We stayed in Portland for several days, having work done on Next Chapter by the crew at Outside Van. We spent one of those days looping through forested mountains to the Oregon coast and back. This is Short Sand Beach in Oswald West State Park, northwest of Nehalem.
Sunlit forest, Oswald West.
Weathered Douglas fir.
No visit to Portland is complete without a trip to the International Rose Test Garden in Washington Park.
Van work complete, we headed north to Mount St. Helens National Volcanic Monument — and into rainy weather. This is an overlook on the Windy Ridge road that under clear skies would offer a great view of the volcano and its surroundings.
Nothing to see here.
We returned the next day to find conditions considerably improved.

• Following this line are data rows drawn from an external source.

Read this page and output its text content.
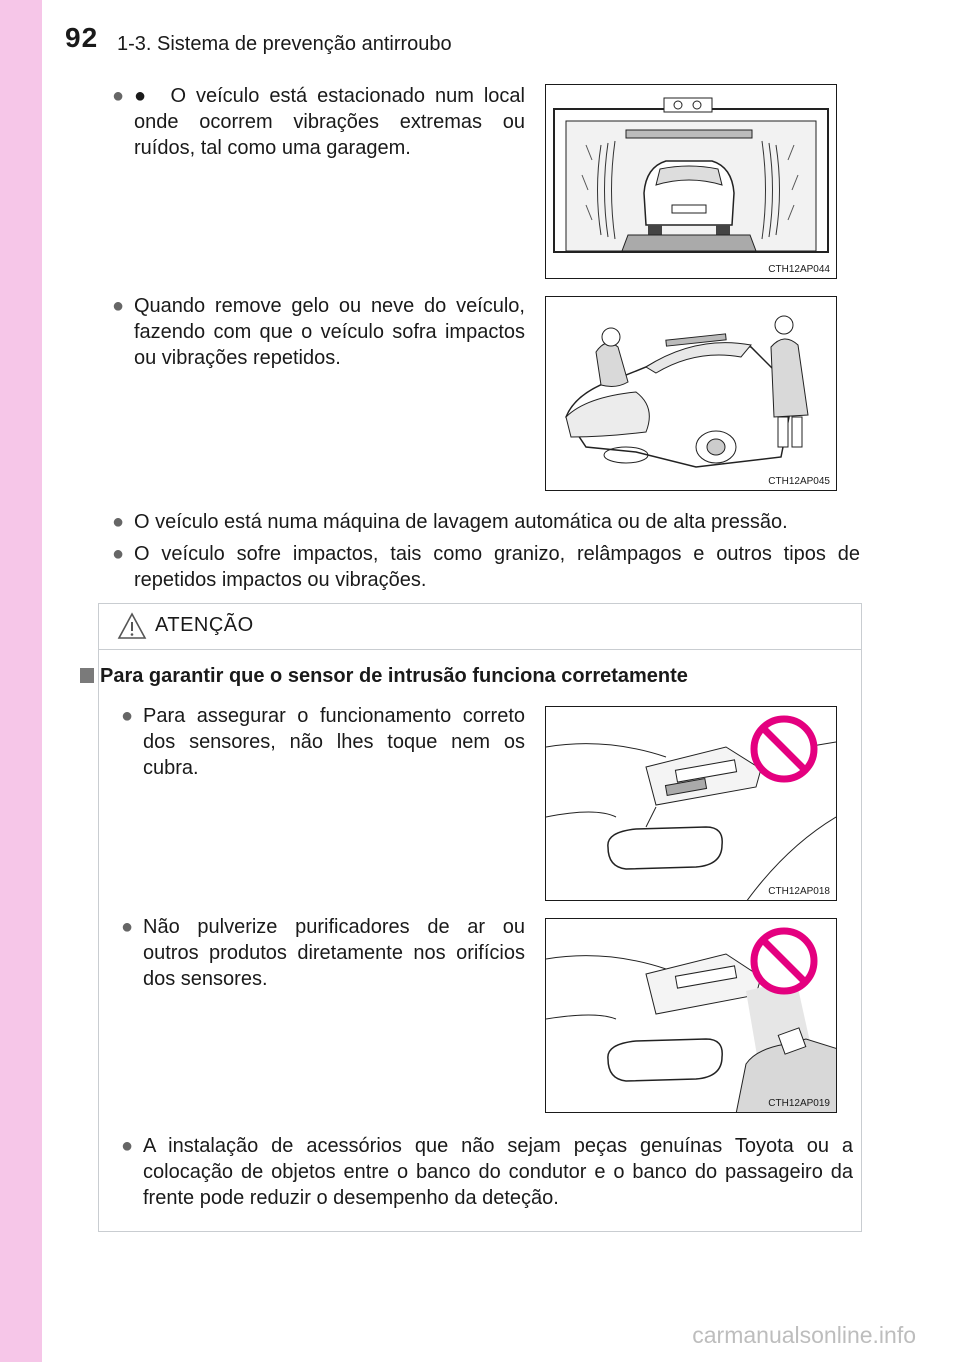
92 1-3. Sistema de prevenção antirroubo
● ● O veículo está estacionado num local onde ocorrem vibrações extremas ou ruídos, tal como uma garagem.
CTH12AP044
● Quando remove gelo ou neve do veículo, fazendo com que o veículo sofra impactos ou vibrações repetidos.
CTH12AP045
● O veículo está numa máquina de lavagem automática ou de alta pressão.
● O veículo sofre impactos, tais como granizo, relâmpagos e outros tipos de repetidos impactos ou vibrações.
ATENÇÃO
Para garantir que o sensor de intrusão funciona corretamente
● Para assegurar o funcionamento correto dos sensores, não lhes toque nem os cubra.
CTH12AP018
● Não pulverize purificadores de ar ou outros produtos diretamente nos orifícios dos sensores.
CTH12AP019
● A instalação de acessórios que não sejam peças genuínas Toyota ou a colocação de objetos entre o banco do condutor e o banco do passageiro da frente pode reduzir o desempenho da deteção.
carmanualsonline.info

Wet campsite in Gifford Pinchot National Forest.
Forty-one years after the great eruption, the forest has regrown but the surface of Spirit Lake is still covered with dead trees torn from the surrounding hillsides.
The mountain still didn't want to show its face.
Vegetation is slowly colonizing the massive landslide that engulfed the lake and the resorts along its shoreline.
Our boondocker camp in the Gifford Pinchot came with an inexplicable amenity.
The day we left Washington and headed back to Oregon finally gave us a clear view of Mount St. Helens.
We camped for the night in Mt. Hood National Forest and hiked to Mirror Lake, which offers a nice view of the mountain.
Our final 2 days and nights of camping were in the best site of the trip: Right on the banks of the Metolius River in Deschutes National Forest, not far from the town of Sisters.